Hoy, Vicente atraviesa el mismo camino que sus padres cruzaron una vez, sólo que él se aferra como un león a no dejar este mundo, a su familia, a una vida que le ofreció conocer el mundo y realizar sus sueños.
“Vicente y yo qué no conocimos, fuimos a Colombia, Italia, países que en nuestra vida podíamos costear. Esos dos chavalos del campo anduvieron por esos lados, fueron experiencias inolvidables”, dice Jarquín.
Para Calixto Vargas, quien también jugó junto a López, expresa que el pelotero de San Isidro pertenece al grupo élite de las leyendas deportivas.
Un cátcher con las cualidades de Vicente no se ve en la actualidad.
“Ver a Vicente era ver a un grande. Siempre daba todo lo mejor en los partidos, estábamos en una Selección donde todos éramos buenos, pero él era brillante”, expresa Vargas.
Los recuerdos pasan como una película en la mente de Vicente. Postrado en esa silla de ruedas que lo llevó al quirófano la tarde de ayer, se fue sonriente, tratando de no preocupar a su familia, con la firme esperanza que todo saldría bien.
“Los espero mañana a la hora de visita, vengan sin falta”, les dice a los que llegaron a verlo.
EN EL SALÓN DE LA FAMA
El 4 de abril de 2005, la leyenda Vicente López fue ingresado al Salón de la Fama del Deporte Nicaragüense.
Vestido de saco y corbata Vicente fue condecorado. Recibió un anillo, la placa que lo acredita como gloria del deporte pinolero, pero además se le colocó sobre su cabeza una corona de hojas de olivo, como solían premiar a los campeones en la antigua Grecia.

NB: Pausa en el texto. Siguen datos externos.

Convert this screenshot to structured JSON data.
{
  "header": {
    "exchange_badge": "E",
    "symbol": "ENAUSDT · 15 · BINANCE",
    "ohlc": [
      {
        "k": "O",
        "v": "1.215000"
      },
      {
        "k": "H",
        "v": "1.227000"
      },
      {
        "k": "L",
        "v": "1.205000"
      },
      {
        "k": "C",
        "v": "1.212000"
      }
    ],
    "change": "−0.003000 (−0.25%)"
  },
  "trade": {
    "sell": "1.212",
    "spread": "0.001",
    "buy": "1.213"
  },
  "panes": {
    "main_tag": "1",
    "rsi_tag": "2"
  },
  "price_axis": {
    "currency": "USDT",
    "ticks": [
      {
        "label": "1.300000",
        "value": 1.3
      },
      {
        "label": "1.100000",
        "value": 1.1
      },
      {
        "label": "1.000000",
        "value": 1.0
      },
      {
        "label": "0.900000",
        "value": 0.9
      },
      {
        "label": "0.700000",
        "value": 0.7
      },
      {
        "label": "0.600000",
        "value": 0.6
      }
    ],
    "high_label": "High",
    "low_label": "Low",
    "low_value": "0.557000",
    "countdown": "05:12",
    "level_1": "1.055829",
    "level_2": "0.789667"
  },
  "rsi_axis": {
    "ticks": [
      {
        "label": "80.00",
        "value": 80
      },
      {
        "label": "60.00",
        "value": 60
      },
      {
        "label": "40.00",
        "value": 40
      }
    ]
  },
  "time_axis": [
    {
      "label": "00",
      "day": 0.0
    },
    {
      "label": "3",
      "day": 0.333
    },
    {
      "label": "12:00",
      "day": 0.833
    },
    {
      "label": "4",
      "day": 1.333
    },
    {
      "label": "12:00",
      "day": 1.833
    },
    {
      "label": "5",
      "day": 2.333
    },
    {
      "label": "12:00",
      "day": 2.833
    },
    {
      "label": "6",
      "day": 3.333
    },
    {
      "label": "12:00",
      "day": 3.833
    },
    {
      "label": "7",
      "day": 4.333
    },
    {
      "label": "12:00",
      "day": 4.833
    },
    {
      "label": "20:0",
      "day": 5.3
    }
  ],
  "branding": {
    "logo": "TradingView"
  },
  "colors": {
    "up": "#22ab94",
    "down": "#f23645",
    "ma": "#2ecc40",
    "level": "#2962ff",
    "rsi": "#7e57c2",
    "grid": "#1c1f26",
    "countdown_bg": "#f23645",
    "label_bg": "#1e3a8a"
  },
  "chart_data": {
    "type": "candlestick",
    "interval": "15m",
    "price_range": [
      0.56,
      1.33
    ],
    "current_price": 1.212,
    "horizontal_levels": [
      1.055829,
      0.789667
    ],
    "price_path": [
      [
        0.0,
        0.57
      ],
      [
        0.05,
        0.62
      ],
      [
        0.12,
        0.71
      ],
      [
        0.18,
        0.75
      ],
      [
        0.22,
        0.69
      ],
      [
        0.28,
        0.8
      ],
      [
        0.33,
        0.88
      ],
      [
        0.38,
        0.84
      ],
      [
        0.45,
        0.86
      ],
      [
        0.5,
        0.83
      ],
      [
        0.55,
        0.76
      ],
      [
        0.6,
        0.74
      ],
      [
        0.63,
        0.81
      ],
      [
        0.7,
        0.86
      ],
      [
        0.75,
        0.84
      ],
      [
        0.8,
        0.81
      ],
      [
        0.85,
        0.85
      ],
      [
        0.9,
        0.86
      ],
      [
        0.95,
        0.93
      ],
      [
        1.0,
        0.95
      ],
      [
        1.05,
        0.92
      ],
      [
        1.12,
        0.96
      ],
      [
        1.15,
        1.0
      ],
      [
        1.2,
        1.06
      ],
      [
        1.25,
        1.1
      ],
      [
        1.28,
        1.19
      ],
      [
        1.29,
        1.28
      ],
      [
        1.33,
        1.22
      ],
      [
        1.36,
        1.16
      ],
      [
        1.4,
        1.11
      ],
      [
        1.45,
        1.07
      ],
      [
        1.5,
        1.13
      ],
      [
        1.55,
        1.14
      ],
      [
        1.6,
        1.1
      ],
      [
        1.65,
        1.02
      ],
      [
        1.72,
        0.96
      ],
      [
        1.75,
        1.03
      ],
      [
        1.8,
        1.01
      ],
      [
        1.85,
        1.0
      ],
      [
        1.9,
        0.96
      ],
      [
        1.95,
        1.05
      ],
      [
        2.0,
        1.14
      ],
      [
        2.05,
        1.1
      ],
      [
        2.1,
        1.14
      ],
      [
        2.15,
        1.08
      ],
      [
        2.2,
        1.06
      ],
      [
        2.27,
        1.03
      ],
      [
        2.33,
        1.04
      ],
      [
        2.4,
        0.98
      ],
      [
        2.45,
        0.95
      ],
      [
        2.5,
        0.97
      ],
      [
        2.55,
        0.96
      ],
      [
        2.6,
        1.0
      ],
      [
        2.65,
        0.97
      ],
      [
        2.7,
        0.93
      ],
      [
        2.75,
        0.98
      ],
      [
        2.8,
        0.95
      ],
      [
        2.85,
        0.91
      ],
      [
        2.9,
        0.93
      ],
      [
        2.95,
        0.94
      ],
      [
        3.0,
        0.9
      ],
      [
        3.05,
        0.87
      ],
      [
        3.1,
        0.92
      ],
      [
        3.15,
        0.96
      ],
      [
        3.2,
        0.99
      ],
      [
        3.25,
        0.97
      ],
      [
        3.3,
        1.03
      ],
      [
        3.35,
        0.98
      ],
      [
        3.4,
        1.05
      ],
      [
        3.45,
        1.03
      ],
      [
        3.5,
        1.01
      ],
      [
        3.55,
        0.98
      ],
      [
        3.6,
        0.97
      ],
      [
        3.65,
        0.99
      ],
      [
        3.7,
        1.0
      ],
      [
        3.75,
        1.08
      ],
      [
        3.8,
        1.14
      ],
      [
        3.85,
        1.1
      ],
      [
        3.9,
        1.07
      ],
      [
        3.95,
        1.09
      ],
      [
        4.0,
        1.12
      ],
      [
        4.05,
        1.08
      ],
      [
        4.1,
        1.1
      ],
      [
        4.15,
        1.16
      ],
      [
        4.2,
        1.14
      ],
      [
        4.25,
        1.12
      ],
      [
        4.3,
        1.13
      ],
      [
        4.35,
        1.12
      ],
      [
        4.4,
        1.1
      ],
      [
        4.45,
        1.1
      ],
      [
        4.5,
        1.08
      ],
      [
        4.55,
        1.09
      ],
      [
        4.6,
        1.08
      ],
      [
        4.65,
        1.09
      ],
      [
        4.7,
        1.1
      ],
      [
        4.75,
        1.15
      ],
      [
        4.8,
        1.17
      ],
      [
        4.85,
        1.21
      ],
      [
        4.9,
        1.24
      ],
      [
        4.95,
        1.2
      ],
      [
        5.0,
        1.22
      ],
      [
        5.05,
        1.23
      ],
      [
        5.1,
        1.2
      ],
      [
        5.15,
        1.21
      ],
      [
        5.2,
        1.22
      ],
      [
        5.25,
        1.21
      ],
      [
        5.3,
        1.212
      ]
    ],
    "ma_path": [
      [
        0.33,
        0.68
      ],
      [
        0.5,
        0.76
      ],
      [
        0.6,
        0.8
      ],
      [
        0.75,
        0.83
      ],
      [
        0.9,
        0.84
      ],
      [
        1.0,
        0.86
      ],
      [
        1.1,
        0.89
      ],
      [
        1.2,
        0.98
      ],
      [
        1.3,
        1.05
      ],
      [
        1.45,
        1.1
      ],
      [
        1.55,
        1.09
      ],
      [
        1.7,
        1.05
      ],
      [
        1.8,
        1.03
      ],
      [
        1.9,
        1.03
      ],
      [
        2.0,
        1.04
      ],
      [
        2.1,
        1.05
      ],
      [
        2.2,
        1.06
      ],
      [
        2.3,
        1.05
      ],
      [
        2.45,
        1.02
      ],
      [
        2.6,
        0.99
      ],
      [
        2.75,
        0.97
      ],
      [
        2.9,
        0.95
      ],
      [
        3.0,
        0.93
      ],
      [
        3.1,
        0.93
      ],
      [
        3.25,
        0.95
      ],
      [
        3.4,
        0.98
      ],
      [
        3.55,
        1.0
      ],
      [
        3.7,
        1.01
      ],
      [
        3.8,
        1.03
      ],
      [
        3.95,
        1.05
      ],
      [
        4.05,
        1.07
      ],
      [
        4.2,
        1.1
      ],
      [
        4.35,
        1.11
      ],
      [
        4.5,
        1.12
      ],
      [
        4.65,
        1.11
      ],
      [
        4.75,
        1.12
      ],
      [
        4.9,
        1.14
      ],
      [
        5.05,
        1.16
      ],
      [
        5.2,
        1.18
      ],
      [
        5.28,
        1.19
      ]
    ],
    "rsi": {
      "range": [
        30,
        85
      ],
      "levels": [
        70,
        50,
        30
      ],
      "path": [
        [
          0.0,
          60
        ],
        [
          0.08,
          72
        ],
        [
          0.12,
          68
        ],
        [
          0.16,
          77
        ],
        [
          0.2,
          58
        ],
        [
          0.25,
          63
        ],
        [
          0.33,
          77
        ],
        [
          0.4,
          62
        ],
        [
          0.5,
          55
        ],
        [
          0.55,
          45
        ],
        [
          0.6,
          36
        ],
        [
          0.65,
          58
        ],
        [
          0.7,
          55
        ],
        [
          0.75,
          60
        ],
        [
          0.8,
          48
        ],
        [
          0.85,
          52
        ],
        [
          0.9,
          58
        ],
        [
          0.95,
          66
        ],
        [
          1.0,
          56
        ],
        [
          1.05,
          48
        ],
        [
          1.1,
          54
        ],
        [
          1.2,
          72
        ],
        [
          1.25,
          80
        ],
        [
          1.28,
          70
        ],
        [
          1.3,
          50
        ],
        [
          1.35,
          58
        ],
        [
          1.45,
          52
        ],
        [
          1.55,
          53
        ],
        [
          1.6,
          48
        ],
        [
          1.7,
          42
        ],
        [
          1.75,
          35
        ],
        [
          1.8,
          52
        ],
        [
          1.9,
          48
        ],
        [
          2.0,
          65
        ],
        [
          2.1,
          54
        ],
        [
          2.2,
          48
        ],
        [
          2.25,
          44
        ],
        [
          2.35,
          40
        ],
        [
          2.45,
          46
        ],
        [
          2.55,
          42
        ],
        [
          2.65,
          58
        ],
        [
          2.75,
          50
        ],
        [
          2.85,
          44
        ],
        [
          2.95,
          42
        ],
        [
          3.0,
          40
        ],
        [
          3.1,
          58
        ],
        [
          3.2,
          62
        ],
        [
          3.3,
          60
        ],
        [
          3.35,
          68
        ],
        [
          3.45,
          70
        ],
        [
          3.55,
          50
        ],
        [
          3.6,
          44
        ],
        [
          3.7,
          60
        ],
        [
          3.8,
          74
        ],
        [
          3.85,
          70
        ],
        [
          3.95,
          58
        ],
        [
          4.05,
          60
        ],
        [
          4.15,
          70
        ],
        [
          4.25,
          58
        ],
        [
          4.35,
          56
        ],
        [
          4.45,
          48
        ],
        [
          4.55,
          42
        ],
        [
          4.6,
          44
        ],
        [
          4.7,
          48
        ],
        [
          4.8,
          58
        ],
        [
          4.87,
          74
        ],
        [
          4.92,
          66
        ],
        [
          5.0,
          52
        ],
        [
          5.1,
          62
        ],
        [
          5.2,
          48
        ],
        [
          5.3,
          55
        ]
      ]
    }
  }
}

“Me acuerdo que Tony Castaño nos decía que nuestro juego era como el de los jugadores de las Grandes Ligas. Y que la única diferencia era que ellos estaban acostumbrados a ese juego y nosotros sólo tendríamos que jugar algunos partidos para hacer lo mismo. Y estoy seguro que así era”, dijo Vicente en declaraciones a LA PRENSA luego de su ingreso al Salón de la Fama en el 2005.
Pero el anillo de oro y la placa no fue suficiente para reconocer todo lo que Vicente ofreció al deporte nicaragüense. Una de las criticas que siempre tuvo fue que nunca se le ayudó a esos jugadores luego que se retiraron, ya que muchos de ellos hoy tienen muchas carencias.
“Con ingresarme al Salón de la Fama no basta. No pido para mí, pero sí para otros jugadores que también dieron todo por este país, por la Selección y hoy están en desgracia”, declaró hace algunos años.
Con su cabeza en alto, ese titán llamado Vicente López no se rendirá, se apegará a sus últimas fuerzas para luchar por su vida. Sea cual sea el final, todos recordarán a esa leyenda que era todo corazón en el campo de beisbol.